The violent birth of Israel in 1948 constituted a catastrophe - Nakba - for Palestinian aspirations for statehood. The implications of the Nakba on Palestinian society exceed violating their right to self-determination. Palestinian social fabric has been torn as a result of the mass forced displacement of the majority of the Palestinian people from their homeland. Indeed, the implications of the Nakba on Palestinian society have yet to be fully studied and understood. No single research effort can cover the wide spectrum of issues that emanate from the Nakba. One of the most visible outcomes of the Nakba is the geographical dispersal of Palestinians, mainly across the Middle East, but also in the rest of the world.

 Today, nearly six and a half decades after the Nakba, it is possible to identify four main Palestinian groups: Palestinian citizens of Israel, who have become second class citizens; Palestinians living in the West Bank and Gaza Strip under Israeli military occupation since 1967; Palestinian refugees living in the neighbouring Arab countries; and Palestinians in the rest of the world. These four categories denote, crudely, both to different political and social environments in which these groups live.

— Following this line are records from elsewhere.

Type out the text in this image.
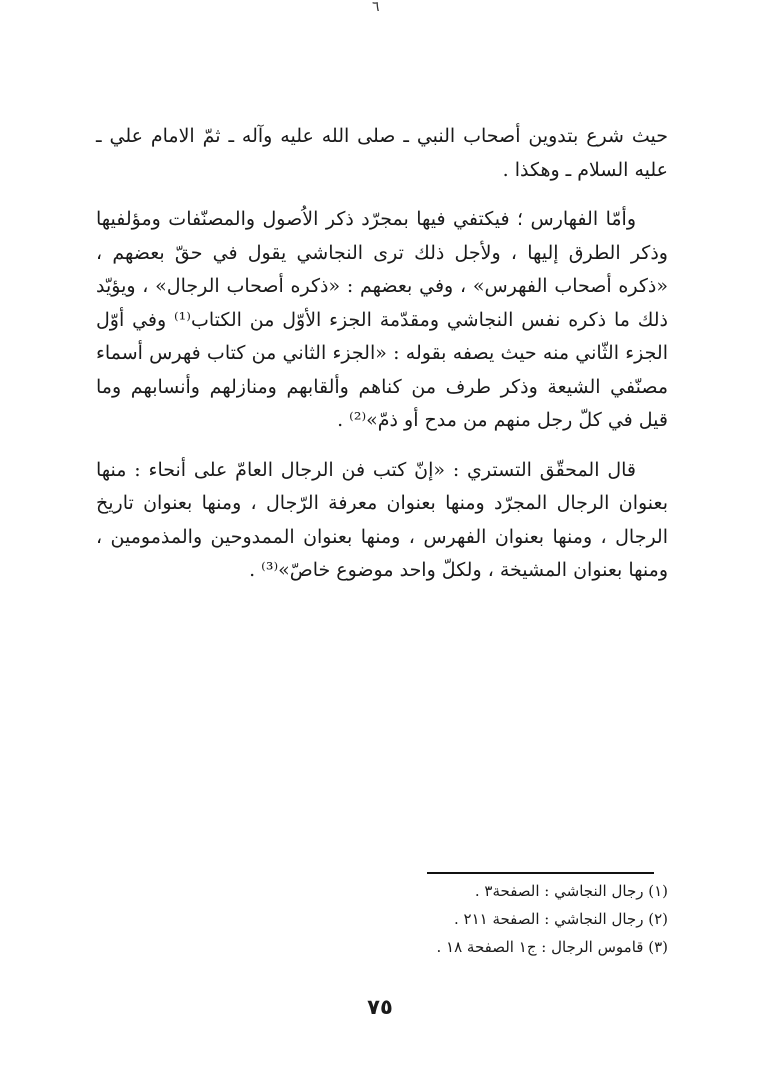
٦

حيث شرع بتدوين أصحاب النبي ـ صلى الله عليه وآله ـ ثمّ الامام علي ـ عليه السلام ـ وهكذا .

وأمّا الفهارس ؛ فيكتفي فيها بمجرّد ذكر الاُصول والمصنّفات ومؤلفيها وذكر الطرق إليها ، ولأجل ذلك ترى النجاشي يقول في حقّ بعضهم ، «ذكره أصحاب الفهرس» ، وفي بعضهم : «ذكره أصحاب الرجال» ، ويؤيّد ذلك ما ذكره نفس النجاشي ومقدّمة الجزء الأوّل من الكتاب⁽¹⁾ وفي أوّل الجزء الثّاني منه حيث يصفه بقوله : «الجزء الثاني من كتاب فهرس أسماء مصنّفي الشيعة وذكر طرف من كناهم وألقابهم ومنازلهم وأنسابهم وما قيل في كلّ رجل منهم من مدح أو ذمّ»⁽²⁾ .

قال المحقّق التستري : «إنّ كتب فن الرجال العامّ على أنحاء : منها بعنوان الرجال المجرّد ومنها بعنوان معرفة الرّجال ، ومنها بعنوان تاريخ الرجال ، ومنها بعنوان الفهرس ، ومنها بعنوان الممدوحين والمذمومين ، ومنها بعنوان المشيخة ، ولكلّ واحد موضوع خاصّ»⁽³⁾ .

(١) رجال النجاشي : الصفحة٣ .
(٢) رجال النجاشي : الصفحة ٢١١ .
(٣) قاموس الرجال : ج١ الصفحة ١٨ .
٧٥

The question that arises is: if different Palestinian groups have existed for so many decades in different political, socio-economic and cultural environments, in isolation from each other, what can we say about Palestinian national identity, and movement, today?

In order to address this question, BADIL has conducted a survey focusing on identity and social ties among Palestinian youth residing in Mandate Palestine (West Bank, the Gaza Strip, and Israel), Jordan, Syria, and Lebanon. This is an initial effort to begin to understand how youth (third or fourth generation of displaced Palestinians) of Palestinian heritage identify with  their ancestry. These issues are rendered increasingly relevant given the uncertainty of the continuation of the Oslo framework that has characterized the Palestine question for the past two decades.

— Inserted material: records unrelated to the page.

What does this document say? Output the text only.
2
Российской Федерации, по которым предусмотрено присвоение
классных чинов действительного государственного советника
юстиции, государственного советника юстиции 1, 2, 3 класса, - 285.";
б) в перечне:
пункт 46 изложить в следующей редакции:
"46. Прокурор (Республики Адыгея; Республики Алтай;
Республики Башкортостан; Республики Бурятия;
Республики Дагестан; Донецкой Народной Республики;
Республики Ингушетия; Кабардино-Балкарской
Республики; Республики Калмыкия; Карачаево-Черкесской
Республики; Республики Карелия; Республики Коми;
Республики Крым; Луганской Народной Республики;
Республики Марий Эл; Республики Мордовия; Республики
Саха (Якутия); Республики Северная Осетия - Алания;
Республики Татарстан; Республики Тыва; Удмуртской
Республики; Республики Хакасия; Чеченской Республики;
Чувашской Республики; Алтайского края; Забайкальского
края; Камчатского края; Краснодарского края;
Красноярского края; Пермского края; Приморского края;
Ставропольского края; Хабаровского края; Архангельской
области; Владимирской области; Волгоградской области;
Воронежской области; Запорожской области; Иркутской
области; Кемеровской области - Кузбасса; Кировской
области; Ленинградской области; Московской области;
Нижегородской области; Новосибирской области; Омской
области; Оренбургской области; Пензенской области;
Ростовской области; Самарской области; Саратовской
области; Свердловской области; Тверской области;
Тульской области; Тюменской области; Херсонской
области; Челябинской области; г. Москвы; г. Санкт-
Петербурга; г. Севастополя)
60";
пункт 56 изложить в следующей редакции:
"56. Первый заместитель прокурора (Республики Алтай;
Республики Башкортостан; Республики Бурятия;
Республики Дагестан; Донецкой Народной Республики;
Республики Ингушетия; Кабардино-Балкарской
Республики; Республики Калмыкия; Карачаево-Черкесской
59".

It is important to note that the findings of this research are not, and cannot be, conclusive. Mapping Palestinian identity across multiple geographically-divided groups is a huge task and one which demands comprehensive quantitative and qualitative research. This paper, then, should not be viewed as definitive, but instead as a piece of preliminary research which can pave the ground for further, deeper and more comprehensive analyses. Accordingly, alongside each set of findings BADIL has hypothesized explanations for trends and variations encountered so as to assist any such future studies, but again, these 'explanations' must be investigated fully, and it is BADIL's opinion that this area constitutes a rich potential for future research.